Die Bahn blieb stehen. Noch zwei Stationen. Sie spürte seine brennenden Blicke auf ihrer Haut. Sollte sie ihn ansprechen und bitten, sie nicht so anzustarren? Den Sitzplatz wechseln? Doch Marietta traute sich nicht, sich zu rühren. Ihre Glieder waren ganz steif und angespannt. Ihr Atem ging schnell und stoßweise. Sie hatte das Gefühl, gleich zu ersticken. Schwarze Punkte tanzten vor ihren Augen auf und ab. Sie blinzelte, um sie zu verjagen. Ihre Finger krallten sich in das Polster ihres Sitzes. Bitte, lieber Gott, lass mich jetzt nicht umkippen! Es waren doch nur noch maximal zehn Minuten, bis sie endlich aussteigen konnte.
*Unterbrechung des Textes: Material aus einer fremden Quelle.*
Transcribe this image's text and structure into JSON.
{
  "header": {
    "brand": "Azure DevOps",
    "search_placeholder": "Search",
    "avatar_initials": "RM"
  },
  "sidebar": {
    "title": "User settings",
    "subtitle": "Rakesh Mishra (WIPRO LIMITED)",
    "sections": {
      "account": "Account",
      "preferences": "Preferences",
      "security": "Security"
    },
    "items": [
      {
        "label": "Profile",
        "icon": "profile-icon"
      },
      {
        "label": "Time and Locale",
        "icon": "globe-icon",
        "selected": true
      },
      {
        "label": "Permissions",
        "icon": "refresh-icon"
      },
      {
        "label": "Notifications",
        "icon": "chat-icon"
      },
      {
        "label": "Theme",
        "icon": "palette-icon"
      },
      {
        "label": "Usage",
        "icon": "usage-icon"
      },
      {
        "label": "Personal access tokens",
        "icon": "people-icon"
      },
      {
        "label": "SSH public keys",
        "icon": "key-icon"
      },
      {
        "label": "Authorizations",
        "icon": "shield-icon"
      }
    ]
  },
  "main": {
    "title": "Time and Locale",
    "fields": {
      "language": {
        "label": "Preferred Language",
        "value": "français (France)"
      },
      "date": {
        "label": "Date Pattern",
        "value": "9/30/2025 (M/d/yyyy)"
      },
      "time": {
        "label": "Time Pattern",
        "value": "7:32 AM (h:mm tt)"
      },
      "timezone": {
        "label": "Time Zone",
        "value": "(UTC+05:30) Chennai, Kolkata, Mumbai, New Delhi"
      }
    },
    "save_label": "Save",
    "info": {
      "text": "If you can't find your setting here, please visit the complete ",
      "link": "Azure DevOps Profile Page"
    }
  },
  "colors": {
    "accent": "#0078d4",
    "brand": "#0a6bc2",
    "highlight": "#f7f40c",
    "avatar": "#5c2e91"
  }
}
Die Fahrt kam ihr wie eine Ewigkeit vor. Er beobachtete sie noch immer. Seine schmale Unterlippe zuckte, als er die Augen zu Schlitzen zusammenkniff. Marietta jagte ein eiskalter Schauer über den Rücken. Bitte schau weg, dachte sie. Lass mich in Ruhe. Doch der Fremde heftete weiterhin seinen Blick auf sie. Sie kam sich nackt und hilflos vor, wie ein kleines Kind. Wie damals, als ihre Mutter sie schimpfte, nachdem sie eine zerbrochene Vase gefunden hatte. Was, wenn er versuchte, sie zu vergewaltigen? Es war doch sonst niemand in der U-Bahn. Sie war ihm völlig ausgeliefert. Würde sie sich wehren können? War sie stark genug? Besonders kräftig sah er ja nicht aus. Aber seine Augen funkelten so bedrohlich, dass sie ihm alles zutraute.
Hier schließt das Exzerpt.